Après les recueils de nouvelles bilingues breton/français publiés par Al Liamm et Kezeg an Heol, déjà évoqués dans les miscellanées de février, j’ai poursuivi cette exploration en achevant la lecture des textes parus dans la revue Gwalarn, réunis par les éditions Al Liamm à l’occasion du centenaire de la revue.
Une série marquante : Laura Stern. La mini-série explore les violences sexistes et sexuelles et les défaillances institutionnelles qui les entourent. À travers le combat d’une pharmacienne et d’une association, elle donne à voir la dimension systémique des féminicides — une réalité qui, en France, demeure tragiquement quotidienne.
Mon avis : Un sujet difficile, mais une série nécessaire pour mieux en saisir les enjeux.
Mars : Le mois du breton — Mizvezh ar Brezhoneg. D’une simple annonce de la médiathèque de Landerneau est née une série "d'événements" : rencontre avec le poète Iwan Couée, balade en breton, échanges avec les membres de Ti ar Vro.

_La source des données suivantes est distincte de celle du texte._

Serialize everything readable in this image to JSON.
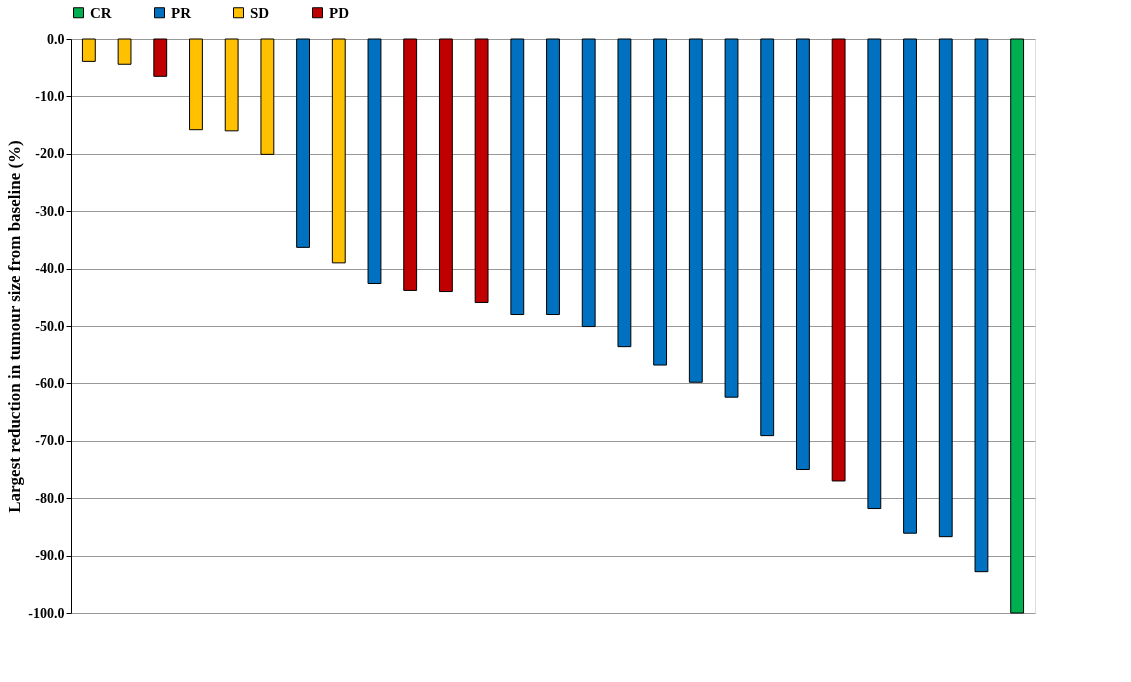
{
  "chart_data": {
    "type": "bar",
    "ylabel": "Largest reduction in tumour size from baseline (%)",
    "categories": [
      null,
      null,
      null,
      null,
      null,
      null,
      null,
      null,
      null,
      null,
      null,
      null,
      null,
      null,
      null,
      null,
      null,
      null,
      null,
      null,
      null,
      null,
      null,
      null,
      null,
      null,
      null
    ],
    "series": [
      {
        "name": "CR",
        "color": "#00b050",
        "values": [
          null,
          null,
          null,
          null,
          null,
          null,
          null,
          null,
          null,
          null,
          null,
          null,
          null,
          null,
          null,
          null,
          null,
          null,
          null,
          null,
          null,
          null,
          null,
          null,
          null,
          null,
          -100.0
        ]
      },
      {
        "name": "PR",
        "color": "#0070c0",
        "values": [
          null,
          null,
          null,
          null,
          null,
          null,
          -36.3,
          null,
          -42.6,
          null,
          null,
          null,
          -48.0,
          -48.0,
          -50.1,
          -53.6,
          -56.8,
          -59.8,
          -62.4,
          -69.1,
          -75.0,
          null,
          -81.8,
          -86.1,
          -86.7,
          -92.8,
          null
        ]
      },
      {
        "name": "SD",
        "color": "#ffc000",
        "values": [
          -3.9,
          -4.4,
          null,
          -15.8,
          -16.0,
          -20.1,
          null,
          -39.0,
          null,
          null,
          null,
          null,
          null,
          null,
          null,
          null,
          null,
          null,
          null,
          null,
          null,
          null,
          null,
          null,
          null,
          null,
          null
        ]
      },
      {
        "name": "PD",
        "color": "#c00000",
        "values": [
          null,
          null,
          -6.5,
          null,
          null,
          null,
          null,
          null,
          null,
          -43.8,
          -44.0,
          -45.9,
          null,
          null,
          null,
          null,
          null,
          null,
          null,
          null,
          null,
          -77.0,
          null,
          null,
          null,
          null,
          null
        ]
      }
    ],
    "ylim": [
      -100,
      0
    ],
    "yticks": [
      {
        "value": 0,
        "label": "0.0"
      },
      {
        "value": -10,
        "label": "-10.0"
      },
      {
        "value": -20,
        "label": "-20.0"
      },
      {
        "value": -30,
        "label": "-30.0"
      },
      {
        "value": -40,
        "label": "-40.0"
      },
      {
        "value": -50,
        "label": "-50.0"
      },
      {
        "value": -60,
        "label": "-60.0"
      },
      {
        "value": -70,
        "label": "-70.0"
      },
      {
        "value": -80,
        "label": "-80.0"
      },
      {
        "value": -90,
        "label": "-90.0"
      },
      {
        "value": -100,
        "label": "-100.0"
      }
    ],
    "grid": "y",
    "legend": "top",
    "tick_labels": "y"
  }
}
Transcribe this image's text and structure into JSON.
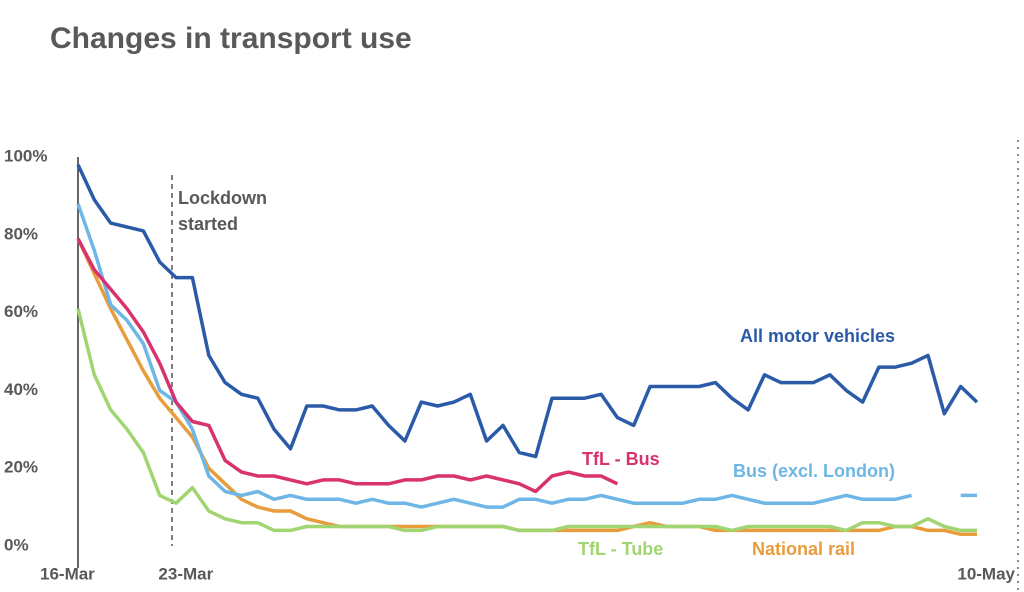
{
  "chart_data": {
    "type": "line",
    "title": "Changes in transport use",
    "annotation": [
      "Lockdown",
      "started"
    ],
    "categories": [
      "16-Mar",
      null,
      null,
      null,
      null,
      null,
      null,
      "23-Mar",
      null,
      null,
      null,
      null,
      null,
      null,
      null,
      null,
      null,
      null,
      null,
      null,
      null,
      null,
      null,
      null,
      null,
      null,
      null,
      null,
      null,
      null,
      null,
      null,
      null,
      null,
      null,
      null,
      null,
      null,
      null,
      null,
      null,
      null,
      null,
      null,
      null,
      null,
      null,
      null,
      null,
      null,
      null,
      null,
      null,
      null,
      null,
      "10-May"
    ],
    "ylim": [
      0,
      100
    ],
    "yticks": [
      {
        "value": 0,
        "label": "0%"
      },
      {
        "value": 20,
        "label": "20%"
      },
      {
        "value": 40,
        "label": "40%"
      },
      {
        "value": 60,
        "label": "60%"
      },
      {
        "value": 80,
        "label": "80%"
      },
      {
        "value": 100,
        "label": "100%"
      }
    ],
    "series": [
      {
        "name": "All motor vehicles",
        "color": "#2b5ba8",
        "values": [
          98,
          89,
          83,
          82,
          81,
          73,
          69,
          69,
          49,
          42,
          39,
          38,
          30,
          25,
          36,
          36,
          35,
          35,
          36,
          31,
          27,
          37,
          36,
          37,
          39,
          27,
          31,
          24,
          23,
          38,
          38,
          38,
          39,
          33,
          31,
          41,
          41,
          41,
          41,
          42,
          38,
          35,
          44,
          42,
          42,
          42,
          44,
          40,
          37,
          46,
          46,
          47,
          49,
          34,
          41,
          37
        ]
      },
      {
        "name": "TfL - Bus",
        "color": "#d9336f",
        "values": [
          79,
          71,
          66,
          61,
          55,
          47,
          37,
          32,
          31,
          22,
          19,
          18,
          18,
          17,
          16,
          17,
          17,
          16,
          16,
          16,
          17,
          17,
          18,
          18,
          17,
          18,
          17,
          16,
          14,
          18,
          19,
          18,
          18,
          16,
          null,
          null,
          null,
          null,
          null,
          null,
          null,
          null,
          null,
          null,
          null,
          null,
          null,
          null,
          null,
          null,
          null,
          null,
          null,
          null,
          null,
          null
        ]
      },
      {
        "name": "Bus (excl. London)",
        "color": "#6db6e6",
        "values": [
          88,
          76,
          62,
          58,
          52,
          40,
          37,
          30,
          18,
          14,
          13,
          14,
          12,
          13,
          12,
          12,
          12,
          11,
          12,
          11,
          11,
          10,
          11,
          12,
          11,
          10,
          10,
          12,
          12,
          11,
          12,
          12,
          13,
          12,
          11,
          11,
          11,
          11,
          12,
          12,
          13,
          12,
          11,
          11,
          11,
          11,
          12,
          13,
          12,
          12,
          12,
          13,
          null,
          null,
          13,
          13
        ]
      },
      {
        "name": "TfL - Tube",
        "color": "#a1d572",
        "values": [
          61,
          44,
          35,
          30,
          24,
          13,
          11,
          15,
          9,
          7,
          6,
          6,
          4,
          4,
          5,
          5,
          5,
          5,
          5,
          5,
          4,
          4,
          5,
          5,
          5,
          5,
          5,
          4,
          4,
          4,
          5,
          5,
          5,
          5,
          5,
          5,
          5,
          5,
          5,
          5,
          4,
          5,
          5,
          5,
          5,
          5,
          5,
          4,
          6,
          6,
          5,
          5,
          7,
          5,
          4,
          4
        ]
      },
      {
        "name": "National rail",
        "color": "#e89c3c",
        "values": [
          79,
          70,
          61,
          53,
          45,
          38,
          33,
          28,
          20,
          16,
          12,
          10,
          9,
          9,
          7,
          6,
          5,
          5,
          5,
          5,
          5,
          5,
          5,
          5,
          5,
          5,
          5,
          4,
          4,
          4,
          4,
          4,
          4,
          4,
          5,
          6,
          5,
          5,
          5,
          4,
          4,
          4,
          4,
          4,
          4,
          4,
          4,
          4,
          4,
          4,
          5,
          5,
          4,
          4,
          3,
          3
        ]
      }
    ]
  }
}
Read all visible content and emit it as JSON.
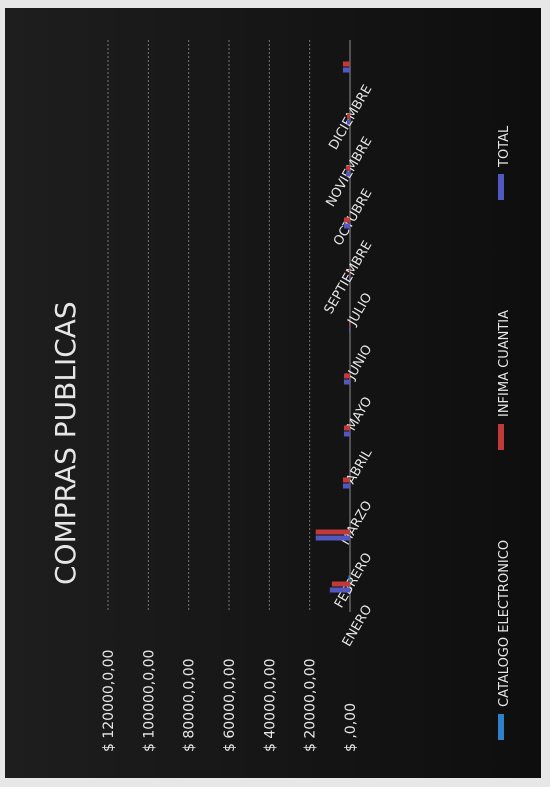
{
  "chart_data": {
    "type": "bar",
    "orientation": "horizontal",
    "title": "COMPRAS PUBLICAS",
    "categories": [
      "ENERO",
      "FEBRERO",
      "MARZO",
      "ABRIL",
      "MAYO",
      "JUNIO",
      "JULIO",
      "SEPTIEMBRE",
      "OCTUBRE",
      "NOVIEMBRE",
      "DICIEMBRE"
    ],
    "series": [
      {
        "name": "CATALOGO ELECTRONICO",
        "color": "#2f80c8",
        "values": [
          800,
          0,
          0,
          0,
          0,
          0,
          0,
          0,
          0,
          0,
          0
        ]
      },
      {
        "name": "INFIMA CUANTIA",
        "color": "#c03a3a",
        "values": [
          9000,
          17000,
          3500,
          3000,
          3000,
          500,
          500,
          3000,
          2000,
          1500,
          3500
        ]
      },
      {
        "name": "TOTAL",
        "color": "#5358c0",
        "values": [
          10000,
          17000,
          3500,
          3000,
          3000,
          500,
          500,
          3000,
          2000,
          1500,
          3500
        ]
      }
    ],
    "value_axis": {
      "min": 0,
      "max": 120000,
      "step": 20000,
      "tick_labels": [
        "$ ,0,00",
        "$ 20000,0,00",
        "$ 40000,0,00",
        "$ 60000,0,00",
        "$ 80000,0,00",
        "$ 100000,0,00",
        "$ 120000,0,00"
      ]
    },
    "grid": true,
    "legend_position": "bottom"
  }
}
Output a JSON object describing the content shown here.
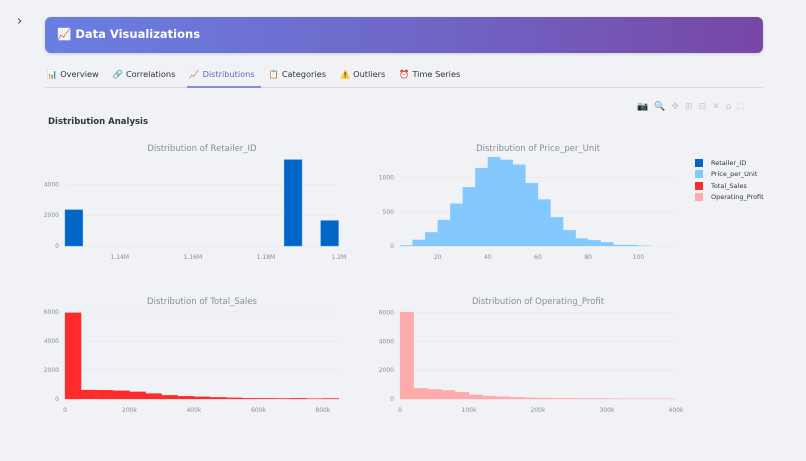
{
  "header": {
    "title": "Data Visualizations",
    "icon": "chart-increasing-icon"
  },
  "tabs": [
    {
      "label": "Overview",
      "icon": "📊",
      "active": false
    },
    {
      "label": "Correlations",
      "icon": "🔗",
      "active": false
    },
    {
      "label": "Distributions",
      "icon": "📈",
      "active": true
    },
    {
      "label": "Categories",
      "icon": "📋",
      "active": false
    },
    {
      "label": "Outliers",
      "icon": "⚠️",
      "active": false
    },
    {
      "label": "Time Series",
      "icon": "⏰",
      "active": false
    }
  ],
  "section_title": "Distribution Analysis",
  "toolbar": [
    "camera-icon",
    "zoom-icon",
    "pan-icon",
    "zoom-in-icon",
    "zoom-out-icon",
    "autoscale-icon",
    "home-icon",
    "fullscreen-icon"
  ],
  "legend": [
    {
      "name": "Retailer_ID",
      "color": "#0066c8"
    },
    {
      "name": "Price_per_Unit",
      "color": "#83c9ff"
    },
    {
      "name": "Total_Sales",
      "color": "#ff2b2b"
    },
    {
      "name": "Operating_Profit",
      "color": "#ffabab"
    }
  ],
  "chart_data": [
    {
      "type": "bar",
      "title": "Distribution of Retailer_ID",
      "color": "#0066c8",
      "bin_width": 5000,
      "bin_starts": [
        1125000,
        1185000,
        1195000
      ],
      "values": [
        2350,
        5600,
        1650
      ],
      "xlim": [
        1125000,
        1200000
      ],
      "ylim": [
        0,
        5900
      ],
      "xticks": [
        {
          "v": 1140000,
          "label": "1.14M"
        },
        {
          "v": 1160000,
          "label": "1.16M"
        },
        {
          "v": 1180000,
          "label": "1.18M"
        },
        {
          "v": 1200000,
          "label": "1.2M"
        }
      ],
      "yticks": [
        {
          "v": 0,
          "label": "0"
        },
        {
          "v": 2000,
          "label": "2000"
        },
        {
          "v": 4000,
          "label": "4000"
        }
      ]
    },
    {
      "type": "bar",
      "title": "Distribution of Price_per_Unit",
      "color": "#83c9ff",
      "bin_width": 5,
      "bin_starts": [
        5,
        10,
        15,
        20,
        25,
        30,
        35,
        40,
        45,
        50,
        55,
        60,
        65,
        70,
        75,
        80,
        85,
        90,
        95,
        100
      ],
      "values": [
        10,
        90,
        200,
        380,
        620,
        860,
        1140,
        1300,
        1260,
        1190,
        920,
        680,
        420,
        230,
        110,
        85,
        55,
        15,
        15,
        5
      ],
      "xlim": [
        5,
        115
      ],
      "ylim": [
        0,
        1330
      ],
      "xticks": [
        {
          "v": 20,
          "label": "20"
        },
        {
          "v": 40,
          "label": "40"
        },
        {
          "v": 60,
          "label": "60"
        },
        {
          "v": 80,
          "label": "80"
        },
        {
          "v": 100,
          "label": "100"
        }
      ],
      "yticks": [
        {
          "v": 0,
          "label": "0"
        },
        {
          "v": 500,
          "label": "500"
        },
        {
          "v": 1000,
          "label": "1000"
        }
      ]
    },
    {
      "type": "bar",
      "title": "Distribution of Total_Sales",
      "color": "#ff2b2b",
      "bin_width": 50000,
      "bin_starts": [
        0,
        50000,
        100000,
        150000,
        200000,
        250000,
        300000,
        350000,
        400000,
        450000,
        500000,
        550000,
        600000,
        650000,
        700000,
        750000,
        800000
      ],
      "values": [
        5950,
        620,
        610,
        580,
        500,
        380,
        260,
        200,
        160,
        120,
        90,
        60,
        50,
        40,
        60,
        30,
        40
      ],
      "xlim": [
        0,
        850000
      ],
      "ylim": [
        0,
        6000
      ],
      "xticks": [
        {
          "v": 0,
          "label": "0"
        },
        {
          "v": 200000,
          "label": "200k"
        },
        {
          "v": 400000,
          "label": "400k"
        },
        {
          "v": 600000,
          "label": "600k"
        },
        {
          "v": 800000,
          "label": "800k"
        }
      ],
      "yticks": [
        {
          "v": 0,
          "label": "0"
        },
        {
          "v": 2000,
          "label": "2000"
        },
        {
          "v": 4000,
          "label": "4000"
        },
        {
          "v": 6000,
          "label": "6000"
        }
      ]
    },
    {
      "type": "bar",
      "title": "Distribution of Operating_Profit",
      "color": "#ffabab",
      "bin_width": 20000,
      "bin_starts": [
        0,
        20000,
        40000,
        60000,
        80000,
        100000,
        120000,
        140000,
        160000,
        180000,
        200000,
        220000,
        240000,
        260000,
        280000,
        300000,
        320000,
        340000,
        360000,
        380000
      ],
      "values": [
        6050,
        750,
        680,
        600,
        480,
        290,
        210,
        170,
        130,
        90,
        70,
        60,
        50,
        40,
        40,
        30,
        25,
        20,
        20,
        15
      ],
      "xlim": [
        0,
        400000
      ],
      "ylim": [
        0,
        6050
      ],
      "xticks": [
        {
          "v": 0,
          "label": "0"
        },
        {
          "v": 100000,
          "label": "100k"
        },
        {
          "v": 200000,
          "label": "200k"
        },
        {
          "v": 300000,
          "label": "300k"
        },
        {
          "v": 400000,
          "label": "400k"
        }
      ],
      "yticks": [
        {
          "v": 0,
          "label": "0"
        },
        {
          "v": 2000,
          "label": "2000"
        },
        {
          "v": 4000,
          "label": "4000"
        },
        {
          "v": 6000,
          "label": "6000"
        }
      ]
    }
  ]
}
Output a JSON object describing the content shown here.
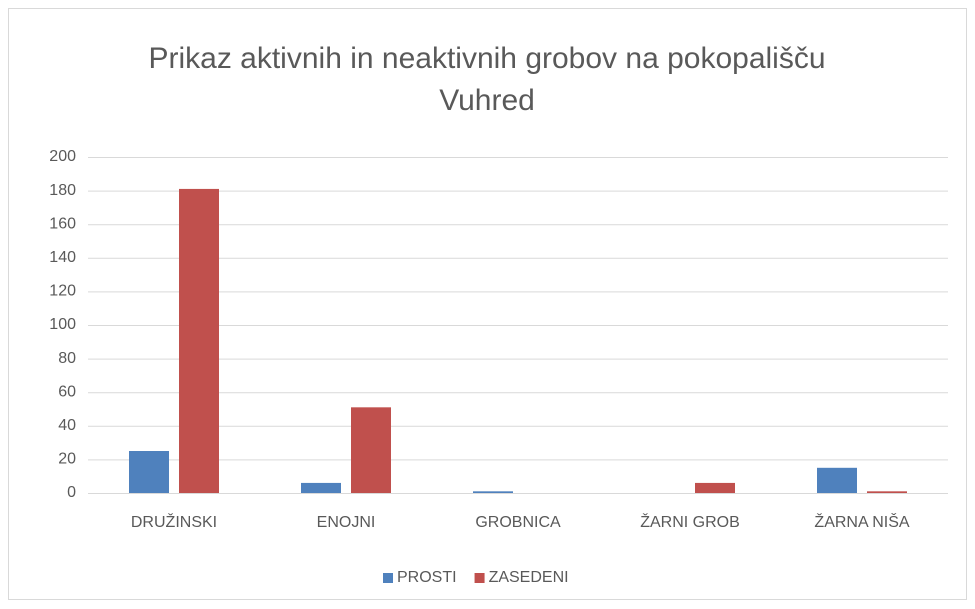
{
  "chart_data": {
    "type": "bar",
    "title": "Prikaz aktivnih in neaktivnih grobov na pokopališču Vuhred",
    "categories": [
      "DRUŽINSKI",
      "ENOJNI",
      "GROBNICA",
      "ŽARNI GROB",
      "ŽARNA NIŠA"
    ],
    "series": [
      {
        "name": "PROSTI",
        "color": "#4f81bd",
        "values": [
          25,
          6,
          1,
          0,
          15
        ]
      },
      {
        "name": "ZASEDENI",
        "color": "#c0504d",
        "values": [
          181,
          51,
          0,
          6,
          1
        ]
      }
    ],
    "ylim": [
      0,
      200
    ],
    "yticks": [
      0,
      20,
      40,
      60,
      80,
      100,
      120,
      140,
      160,
      180,
      200
    ],
    "grid": true,
    "legend": "bottom"
  }
}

Peu à peu, une confiance s’est esquissée lors de ces premiers échanges en breton, suffisante pour me donner envie de continuer dans mon apprentissage du breton.
J’ai rejoint l’association, assisté à une lecture de contes puis à une conférence sur l’histoire de la langue. Et, presque sans m’en apercevoir, j’ai pris un peu de distance avec mon fidèle syndrome de l’imposteur.
Mars : un mois riche de lectures, et une première étape franchie dans mon apprentissage du breton.